Ворота со скрипом отворились.
Всюду, куда хватало глаз, стояли советские автомашины всех моделей и марок, когда-либо выпускавшихся в СССР.
– Отвлеки сторожа, – шепнул Муромцев Сигимицу.
Пока Сигимицу «выбирал» машину, придираясь ко всему, к чему только можно придраться, Муромцев проник в дом.
Влетев в апартаменты хозяина, он первым делом наткнулся на сделавшую перманент и пластическую операцию Катрин с короной на лысоватой макушке.
Ротмистр взял помолодевшую ведьму за глотку и повелительно спросил:
– Сам где?
Старуха мотнула головой на ванную.
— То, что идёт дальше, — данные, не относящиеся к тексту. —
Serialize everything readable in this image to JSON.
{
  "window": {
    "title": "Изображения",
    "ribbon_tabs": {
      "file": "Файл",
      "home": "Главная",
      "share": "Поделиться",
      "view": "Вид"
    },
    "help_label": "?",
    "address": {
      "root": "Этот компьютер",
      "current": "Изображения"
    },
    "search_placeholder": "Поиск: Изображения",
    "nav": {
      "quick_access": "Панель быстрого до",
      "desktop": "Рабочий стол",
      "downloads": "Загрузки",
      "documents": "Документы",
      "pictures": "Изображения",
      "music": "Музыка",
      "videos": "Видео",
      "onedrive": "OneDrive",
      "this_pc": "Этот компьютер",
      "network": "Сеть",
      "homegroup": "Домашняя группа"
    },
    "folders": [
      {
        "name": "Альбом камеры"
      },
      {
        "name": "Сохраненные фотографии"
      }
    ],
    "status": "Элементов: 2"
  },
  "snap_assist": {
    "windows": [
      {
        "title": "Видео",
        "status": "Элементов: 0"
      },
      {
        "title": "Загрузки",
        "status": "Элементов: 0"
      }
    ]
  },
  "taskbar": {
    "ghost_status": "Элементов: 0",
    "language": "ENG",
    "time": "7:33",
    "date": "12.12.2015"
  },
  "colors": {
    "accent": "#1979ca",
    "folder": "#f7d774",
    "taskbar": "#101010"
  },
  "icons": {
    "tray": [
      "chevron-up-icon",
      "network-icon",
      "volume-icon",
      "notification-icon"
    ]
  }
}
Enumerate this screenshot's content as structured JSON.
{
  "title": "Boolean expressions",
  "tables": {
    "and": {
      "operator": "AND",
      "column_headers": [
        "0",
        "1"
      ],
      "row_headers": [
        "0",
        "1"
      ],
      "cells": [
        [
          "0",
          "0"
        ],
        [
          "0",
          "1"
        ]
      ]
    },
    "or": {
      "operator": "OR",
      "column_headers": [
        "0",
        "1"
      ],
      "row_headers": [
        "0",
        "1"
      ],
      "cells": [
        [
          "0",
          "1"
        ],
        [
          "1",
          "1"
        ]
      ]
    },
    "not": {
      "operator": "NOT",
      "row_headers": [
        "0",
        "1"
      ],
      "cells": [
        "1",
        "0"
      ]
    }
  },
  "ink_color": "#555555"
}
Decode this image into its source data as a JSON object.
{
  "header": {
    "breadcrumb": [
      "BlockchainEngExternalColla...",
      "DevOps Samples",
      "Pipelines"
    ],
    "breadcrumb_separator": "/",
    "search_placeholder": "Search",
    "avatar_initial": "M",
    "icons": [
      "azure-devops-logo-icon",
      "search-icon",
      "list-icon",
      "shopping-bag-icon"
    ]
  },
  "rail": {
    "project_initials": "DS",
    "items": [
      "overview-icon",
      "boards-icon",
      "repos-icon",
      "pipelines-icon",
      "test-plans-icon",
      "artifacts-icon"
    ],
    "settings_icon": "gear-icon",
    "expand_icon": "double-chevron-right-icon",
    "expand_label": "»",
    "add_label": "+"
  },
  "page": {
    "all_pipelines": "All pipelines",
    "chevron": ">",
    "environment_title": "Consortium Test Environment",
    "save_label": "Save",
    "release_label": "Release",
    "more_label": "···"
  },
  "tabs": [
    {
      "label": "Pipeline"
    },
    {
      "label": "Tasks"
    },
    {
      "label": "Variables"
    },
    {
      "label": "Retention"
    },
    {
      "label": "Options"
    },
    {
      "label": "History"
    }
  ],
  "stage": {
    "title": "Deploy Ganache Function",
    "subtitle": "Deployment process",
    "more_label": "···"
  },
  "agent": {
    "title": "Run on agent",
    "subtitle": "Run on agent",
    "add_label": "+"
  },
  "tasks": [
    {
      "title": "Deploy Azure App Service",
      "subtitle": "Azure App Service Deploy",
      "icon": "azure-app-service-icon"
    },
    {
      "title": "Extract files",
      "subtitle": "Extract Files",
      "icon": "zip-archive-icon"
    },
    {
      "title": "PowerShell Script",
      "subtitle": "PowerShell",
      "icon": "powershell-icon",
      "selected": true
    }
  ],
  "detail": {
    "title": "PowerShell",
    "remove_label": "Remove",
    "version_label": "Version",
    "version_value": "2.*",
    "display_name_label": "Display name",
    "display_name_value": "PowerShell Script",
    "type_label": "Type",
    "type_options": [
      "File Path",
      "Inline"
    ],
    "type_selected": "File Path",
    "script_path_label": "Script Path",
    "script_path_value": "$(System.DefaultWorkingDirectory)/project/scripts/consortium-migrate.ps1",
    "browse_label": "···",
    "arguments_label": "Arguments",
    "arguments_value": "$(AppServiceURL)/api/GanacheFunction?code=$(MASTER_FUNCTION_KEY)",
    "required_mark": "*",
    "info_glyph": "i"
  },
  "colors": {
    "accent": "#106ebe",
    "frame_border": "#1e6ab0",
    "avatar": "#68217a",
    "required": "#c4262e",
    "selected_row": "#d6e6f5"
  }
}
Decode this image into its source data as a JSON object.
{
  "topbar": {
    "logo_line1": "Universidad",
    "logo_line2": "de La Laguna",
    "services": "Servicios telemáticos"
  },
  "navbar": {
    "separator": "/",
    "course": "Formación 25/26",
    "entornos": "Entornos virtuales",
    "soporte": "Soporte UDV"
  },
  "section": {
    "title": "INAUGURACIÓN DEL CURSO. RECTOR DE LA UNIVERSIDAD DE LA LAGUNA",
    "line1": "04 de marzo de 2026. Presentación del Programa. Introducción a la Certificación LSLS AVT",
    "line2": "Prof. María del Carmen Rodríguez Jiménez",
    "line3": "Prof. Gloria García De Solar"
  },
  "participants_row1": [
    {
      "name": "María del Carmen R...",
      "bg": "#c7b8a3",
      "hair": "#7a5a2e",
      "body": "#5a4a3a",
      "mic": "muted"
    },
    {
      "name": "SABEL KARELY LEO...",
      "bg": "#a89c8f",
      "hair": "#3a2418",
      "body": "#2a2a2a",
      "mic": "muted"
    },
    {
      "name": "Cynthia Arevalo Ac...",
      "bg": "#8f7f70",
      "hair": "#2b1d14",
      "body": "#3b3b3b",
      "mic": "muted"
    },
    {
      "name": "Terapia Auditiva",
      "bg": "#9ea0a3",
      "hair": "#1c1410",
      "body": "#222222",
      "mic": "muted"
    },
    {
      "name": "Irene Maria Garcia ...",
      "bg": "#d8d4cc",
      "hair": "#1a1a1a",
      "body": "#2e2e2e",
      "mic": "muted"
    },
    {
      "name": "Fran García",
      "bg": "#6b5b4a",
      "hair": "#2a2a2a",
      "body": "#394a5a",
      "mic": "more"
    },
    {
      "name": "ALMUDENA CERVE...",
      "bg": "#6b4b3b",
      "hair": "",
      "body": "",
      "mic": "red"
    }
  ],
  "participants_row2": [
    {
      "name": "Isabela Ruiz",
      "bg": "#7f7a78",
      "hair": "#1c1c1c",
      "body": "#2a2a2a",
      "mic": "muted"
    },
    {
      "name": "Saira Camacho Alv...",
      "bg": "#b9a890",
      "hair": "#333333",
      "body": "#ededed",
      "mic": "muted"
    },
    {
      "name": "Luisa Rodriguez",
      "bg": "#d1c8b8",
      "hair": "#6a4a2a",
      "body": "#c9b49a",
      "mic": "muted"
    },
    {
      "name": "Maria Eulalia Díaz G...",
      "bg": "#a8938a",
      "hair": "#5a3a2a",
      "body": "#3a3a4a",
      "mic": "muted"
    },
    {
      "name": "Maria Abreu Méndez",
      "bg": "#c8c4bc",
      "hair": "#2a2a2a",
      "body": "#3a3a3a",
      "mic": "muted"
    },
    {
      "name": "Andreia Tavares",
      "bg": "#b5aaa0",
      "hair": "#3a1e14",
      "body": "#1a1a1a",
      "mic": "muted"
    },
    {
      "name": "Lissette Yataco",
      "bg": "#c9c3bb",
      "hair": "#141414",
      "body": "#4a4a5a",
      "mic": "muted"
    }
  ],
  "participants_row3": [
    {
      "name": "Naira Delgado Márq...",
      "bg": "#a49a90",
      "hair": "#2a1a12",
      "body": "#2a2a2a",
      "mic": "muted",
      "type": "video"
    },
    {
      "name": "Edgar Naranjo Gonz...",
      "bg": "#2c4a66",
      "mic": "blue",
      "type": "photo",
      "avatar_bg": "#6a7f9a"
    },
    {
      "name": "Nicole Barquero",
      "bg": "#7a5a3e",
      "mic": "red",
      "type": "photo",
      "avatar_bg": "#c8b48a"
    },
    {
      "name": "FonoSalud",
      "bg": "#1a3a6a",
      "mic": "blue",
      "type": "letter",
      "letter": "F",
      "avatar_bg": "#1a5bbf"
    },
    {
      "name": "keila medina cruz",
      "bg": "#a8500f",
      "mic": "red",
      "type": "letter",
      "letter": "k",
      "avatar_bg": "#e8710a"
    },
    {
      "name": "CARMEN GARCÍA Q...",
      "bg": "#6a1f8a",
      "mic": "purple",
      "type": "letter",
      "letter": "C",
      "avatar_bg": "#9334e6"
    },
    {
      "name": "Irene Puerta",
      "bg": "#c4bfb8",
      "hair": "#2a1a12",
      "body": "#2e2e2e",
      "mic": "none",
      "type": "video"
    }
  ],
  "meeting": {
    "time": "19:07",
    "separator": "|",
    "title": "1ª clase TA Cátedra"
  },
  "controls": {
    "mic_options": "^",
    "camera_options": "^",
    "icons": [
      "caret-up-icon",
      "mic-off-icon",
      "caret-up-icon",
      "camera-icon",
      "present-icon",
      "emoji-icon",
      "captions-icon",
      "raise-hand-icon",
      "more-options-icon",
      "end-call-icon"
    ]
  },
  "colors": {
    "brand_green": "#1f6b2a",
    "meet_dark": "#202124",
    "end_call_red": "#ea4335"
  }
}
Муромцев рванул дверь и обалдел.
В ванне, до краев наполненной советскими деньгами самых крупных купюр, лежал, улыбаясь зубами молодого аллигатора, Залупини, курил и, попивая абсент под музыку народной французской песни «Жани-Мани», читал отдававшую свежей типографской краской издательства «Посев» книгу собственного сочинения «“Бабки” на бочку».
– Что, сбылась вековая мечта валютчика? – спросил ошеломленного Залупини Муромцев.
– Однако, граф, – замурлыкал Окладов, – неловко как-то. Я принимаю ванну… Вы врываетесь…
– Вот что, – сказал, вытряхивая из «бабок» французского Ротшильда, Муромцев. – Я уполномочен исполнить завещание Бочкина.
– А мне ничего не надо, – смеясь, сказал Окладов.
– Как так?
– У меня все есть. Я это говно, – он кивнул за окно, где стояли автомобили, – здесь покупаю за копейки у Внешторга и продаю за копейки, как тот еврей, но только за валюту.
– И берут?
– Берут. На один-то раз их хватает…
– Бочкин оставил тебе миллион.
– В какой валюте?
– В тугриках.
– В чем??
– Знаешь что, милок, – строго сказал Муромцев, – хватит-ка вые…ваться. Условие таково, что для получения наследства мы должны быть в наличии все, и притом – в Стамбуле.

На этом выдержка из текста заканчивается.